I work as a senior software engineer in the Personalization Infrastructure team at Netflix. I work on distributed systems and big data, currently focusing on storing and querying petabytes of data. Previously, I have worked at Apple, Sumologic and Amazon in similar roles.
Netflix personalizes the experience for each member and this is achieved by several machine learning models. Our team builds infrastructure that powers these machine learning pipelines; primarily using Spark for feature generation and training. In this talk, we discuss two different Spark related problems and their solutions. - Memory optimization: our spark jobs can consume upwards of ten terabytes of memory. To optimize this memory footprint, we implemented an in memory cache that shares resources between different tasks in the same executor. We achieve this by using a combination of singletons, broadcast variables and task completion listeners. This implementation reduced the memory footprint by more than 20 percent. - Reliable metrics: we make use of several metrics that help debug different stages and sub-components of the pipelines. Spark accumulators can be cumbersome to use for metric computations, especially in scenarios where the spark process fails mid way during execution. We will describe solutions using spark listeners to solve this problem. This metric granularity helps reduce the time to debug complex jobs.

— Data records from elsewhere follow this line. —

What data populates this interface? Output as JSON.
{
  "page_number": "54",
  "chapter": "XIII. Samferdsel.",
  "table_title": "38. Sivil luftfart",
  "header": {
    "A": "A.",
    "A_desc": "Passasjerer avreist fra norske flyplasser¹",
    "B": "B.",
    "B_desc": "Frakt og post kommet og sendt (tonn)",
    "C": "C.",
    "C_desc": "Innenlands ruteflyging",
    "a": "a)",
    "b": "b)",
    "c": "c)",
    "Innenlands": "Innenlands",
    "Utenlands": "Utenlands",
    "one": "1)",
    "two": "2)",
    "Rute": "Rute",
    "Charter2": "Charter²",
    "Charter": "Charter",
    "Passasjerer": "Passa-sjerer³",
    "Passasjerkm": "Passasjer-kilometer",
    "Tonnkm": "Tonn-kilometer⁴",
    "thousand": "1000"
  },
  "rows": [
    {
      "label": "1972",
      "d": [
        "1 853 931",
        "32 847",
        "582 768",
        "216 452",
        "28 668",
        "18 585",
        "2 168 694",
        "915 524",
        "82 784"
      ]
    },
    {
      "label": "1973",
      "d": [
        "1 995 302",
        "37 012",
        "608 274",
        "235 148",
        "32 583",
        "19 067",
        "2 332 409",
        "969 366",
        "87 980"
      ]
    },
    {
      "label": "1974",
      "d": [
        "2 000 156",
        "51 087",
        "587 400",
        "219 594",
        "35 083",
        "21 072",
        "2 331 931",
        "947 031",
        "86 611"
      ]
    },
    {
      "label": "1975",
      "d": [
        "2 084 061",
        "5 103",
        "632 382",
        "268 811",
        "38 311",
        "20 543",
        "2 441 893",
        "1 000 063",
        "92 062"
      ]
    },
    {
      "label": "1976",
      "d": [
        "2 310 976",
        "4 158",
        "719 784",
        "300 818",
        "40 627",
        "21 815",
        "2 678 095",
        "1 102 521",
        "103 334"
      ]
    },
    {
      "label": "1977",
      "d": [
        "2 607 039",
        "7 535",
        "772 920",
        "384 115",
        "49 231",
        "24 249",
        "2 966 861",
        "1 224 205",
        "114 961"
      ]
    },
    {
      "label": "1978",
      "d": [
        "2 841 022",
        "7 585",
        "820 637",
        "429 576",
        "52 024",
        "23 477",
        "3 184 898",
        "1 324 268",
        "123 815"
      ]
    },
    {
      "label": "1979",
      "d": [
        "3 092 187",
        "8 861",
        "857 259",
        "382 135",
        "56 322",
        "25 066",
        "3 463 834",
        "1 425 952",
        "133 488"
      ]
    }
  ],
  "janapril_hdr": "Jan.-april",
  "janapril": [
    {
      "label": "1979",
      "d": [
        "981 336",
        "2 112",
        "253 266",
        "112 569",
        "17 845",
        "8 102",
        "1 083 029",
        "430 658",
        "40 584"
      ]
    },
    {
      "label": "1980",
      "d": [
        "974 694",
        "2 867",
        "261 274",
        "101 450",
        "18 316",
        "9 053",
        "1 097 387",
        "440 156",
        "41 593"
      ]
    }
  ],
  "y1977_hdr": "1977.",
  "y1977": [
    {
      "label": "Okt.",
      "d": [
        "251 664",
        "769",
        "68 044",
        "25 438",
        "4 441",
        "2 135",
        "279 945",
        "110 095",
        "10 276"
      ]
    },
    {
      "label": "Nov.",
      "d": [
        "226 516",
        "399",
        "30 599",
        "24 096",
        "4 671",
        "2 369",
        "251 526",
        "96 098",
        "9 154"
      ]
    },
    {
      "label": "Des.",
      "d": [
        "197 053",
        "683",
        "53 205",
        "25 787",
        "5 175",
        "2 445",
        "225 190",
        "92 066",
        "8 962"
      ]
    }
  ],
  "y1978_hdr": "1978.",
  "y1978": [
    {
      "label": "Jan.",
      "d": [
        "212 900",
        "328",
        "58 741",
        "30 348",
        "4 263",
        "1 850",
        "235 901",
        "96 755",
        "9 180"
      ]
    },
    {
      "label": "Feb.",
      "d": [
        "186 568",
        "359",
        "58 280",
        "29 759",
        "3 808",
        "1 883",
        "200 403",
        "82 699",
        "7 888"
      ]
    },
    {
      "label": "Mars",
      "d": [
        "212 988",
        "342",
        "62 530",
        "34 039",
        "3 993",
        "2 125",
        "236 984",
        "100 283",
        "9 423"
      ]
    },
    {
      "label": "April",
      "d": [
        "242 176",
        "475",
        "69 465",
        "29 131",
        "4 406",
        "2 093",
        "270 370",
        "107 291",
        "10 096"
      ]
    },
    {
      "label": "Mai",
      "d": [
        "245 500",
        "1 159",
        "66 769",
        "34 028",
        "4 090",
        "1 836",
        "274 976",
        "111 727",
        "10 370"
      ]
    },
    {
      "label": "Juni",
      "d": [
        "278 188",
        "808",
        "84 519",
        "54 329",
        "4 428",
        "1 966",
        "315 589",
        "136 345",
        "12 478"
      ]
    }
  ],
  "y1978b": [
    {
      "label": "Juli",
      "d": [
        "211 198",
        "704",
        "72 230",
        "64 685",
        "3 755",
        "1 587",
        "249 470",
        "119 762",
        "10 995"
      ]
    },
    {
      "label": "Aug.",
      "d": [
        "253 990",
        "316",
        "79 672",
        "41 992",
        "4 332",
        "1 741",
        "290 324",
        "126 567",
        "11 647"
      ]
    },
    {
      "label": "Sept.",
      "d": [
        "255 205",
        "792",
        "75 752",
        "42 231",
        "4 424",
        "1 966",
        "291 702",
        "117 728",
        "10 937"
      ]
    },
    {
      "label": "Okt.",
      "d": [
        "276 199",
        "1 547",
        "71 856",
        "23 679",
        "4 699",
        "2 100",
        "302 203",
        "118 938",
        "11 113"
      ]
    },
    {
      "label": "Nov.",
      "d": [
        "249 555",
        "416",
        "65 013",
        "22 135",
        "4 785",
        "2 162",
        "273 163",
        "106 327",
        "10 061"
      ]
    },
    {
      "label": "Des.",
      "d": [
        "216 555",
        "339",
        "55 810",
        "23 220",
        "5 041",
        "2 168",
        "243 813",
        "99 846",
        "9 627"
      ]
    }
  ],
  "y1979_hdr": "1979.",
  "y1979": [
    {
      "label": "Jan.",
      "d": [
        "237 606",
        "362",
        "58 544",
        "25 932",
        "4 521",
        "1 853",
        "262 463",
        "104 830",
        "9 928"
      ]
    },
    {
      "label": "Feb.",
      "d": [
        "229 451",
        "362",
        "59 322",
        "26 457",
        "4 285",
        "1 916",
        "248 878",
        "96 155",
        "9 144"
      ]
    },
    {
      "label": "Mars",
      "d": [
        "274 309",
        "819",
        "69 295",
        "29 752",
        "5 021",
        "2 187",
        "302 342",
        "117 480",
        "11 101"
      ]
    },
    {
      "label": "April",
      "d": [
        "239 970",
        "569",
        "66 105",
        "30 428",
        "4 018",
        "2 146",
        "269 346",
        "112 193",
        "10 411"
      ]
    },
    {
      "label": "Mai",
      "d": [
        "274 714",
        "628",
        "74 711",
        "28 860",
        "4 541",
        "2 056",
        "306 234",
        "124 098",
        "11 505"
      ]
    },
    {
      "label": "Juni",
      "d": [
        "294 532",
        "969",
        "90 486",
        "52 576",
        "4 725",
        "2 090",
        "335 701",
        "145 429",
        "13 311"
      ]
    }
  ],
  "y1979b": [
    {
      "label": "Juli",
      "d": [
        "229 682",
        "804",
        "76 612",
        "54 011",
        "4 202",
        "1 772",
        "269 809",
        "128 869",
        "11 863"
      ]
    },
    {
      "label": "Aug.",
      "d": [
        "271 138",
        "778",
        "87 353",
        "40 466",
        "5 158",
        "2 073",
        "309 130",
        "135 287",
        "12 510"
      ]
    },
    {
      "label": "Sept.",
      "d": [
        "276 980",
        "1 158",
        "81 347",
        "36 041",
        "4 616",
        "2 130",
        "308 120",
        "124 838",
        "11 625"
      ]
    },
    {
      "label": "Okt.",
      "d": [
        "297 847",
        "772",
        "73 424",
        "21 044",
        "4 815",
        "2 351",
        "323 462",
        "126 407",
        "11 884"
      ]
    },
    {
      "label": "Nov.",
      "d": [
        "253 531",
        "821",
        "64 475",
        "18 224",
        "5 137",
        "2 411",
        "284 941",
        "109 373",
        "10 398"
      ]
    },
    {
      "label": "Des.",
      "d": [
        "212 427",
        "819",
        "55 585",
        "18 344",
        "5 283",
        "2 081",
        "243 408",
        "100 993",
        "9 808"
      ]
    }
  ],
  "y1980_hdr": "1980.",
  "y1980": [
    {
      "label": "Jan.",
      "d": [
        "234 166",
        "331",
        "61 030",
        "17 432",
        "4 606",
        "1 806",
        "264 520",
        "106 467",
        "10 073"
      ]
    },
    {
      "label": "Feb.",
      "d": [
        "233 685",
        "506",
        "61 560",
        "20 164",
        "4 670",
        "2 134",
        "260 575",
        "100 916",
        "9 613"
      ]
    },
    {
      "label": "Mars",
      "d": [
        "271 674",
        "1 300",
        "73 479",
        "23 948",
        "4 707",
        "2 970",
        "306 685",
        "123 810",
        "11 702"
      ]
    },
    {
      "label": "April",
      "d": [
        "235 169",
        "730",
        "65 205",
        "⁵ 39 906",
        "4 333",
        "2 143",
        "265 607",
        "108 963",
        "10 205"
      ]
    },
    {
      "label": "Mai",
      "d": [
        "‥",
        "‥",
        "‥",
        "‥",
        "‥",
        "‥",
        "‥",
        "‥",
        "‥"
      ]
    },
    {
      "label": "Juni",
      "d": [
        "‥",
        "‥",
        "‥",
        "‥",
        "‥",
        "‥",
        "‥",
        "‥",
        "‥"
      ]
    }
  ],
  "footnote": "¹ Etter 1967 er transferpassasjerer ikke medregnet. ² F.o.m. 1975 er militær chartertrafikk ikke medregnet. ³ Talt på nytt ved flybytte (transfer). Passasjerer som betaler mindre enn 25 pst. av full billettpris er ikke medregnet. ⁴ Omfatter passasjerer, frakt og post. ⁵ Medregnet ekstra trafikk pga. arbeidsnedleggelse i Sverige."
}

Personalization is one of the key pillars of Netflix as it enables each member to experience the vast collection of content tailored to their interests. Our personalization system is powered by several machine learning models. These models are only as good as the data that is fed to them. They are trained using hundreds of terabytes of data everyday, that make it a non-trivial challenge to track and maintain data quality. To ensure high data quality, we require three things: automated monitoring of data; visualization to observe changes in the metrics over time; and mechanisms to control data related regressions, wherein a data regression is defined as data loss or distributional shifts over a given period of time.
In this talk, we will describe infrastructure and methods that we used to achieve the above: - 'Swimlanes' that help us define data boundaries for different environments that are used to develop, evaluate and deploy ML models, - Pipelines that aggregate data metrics from various sources within each swimlane - Time series and dashboard visualization tools across an atypically larger period of time - Automated audits that periodically monitor these metrics to detect data regressions. We will explain how we run aggregation jobs to optimize metric computations, SQL queries to quickly define/test individual metrics and other ETL jobs to power the visualization/audits tools using Spark.'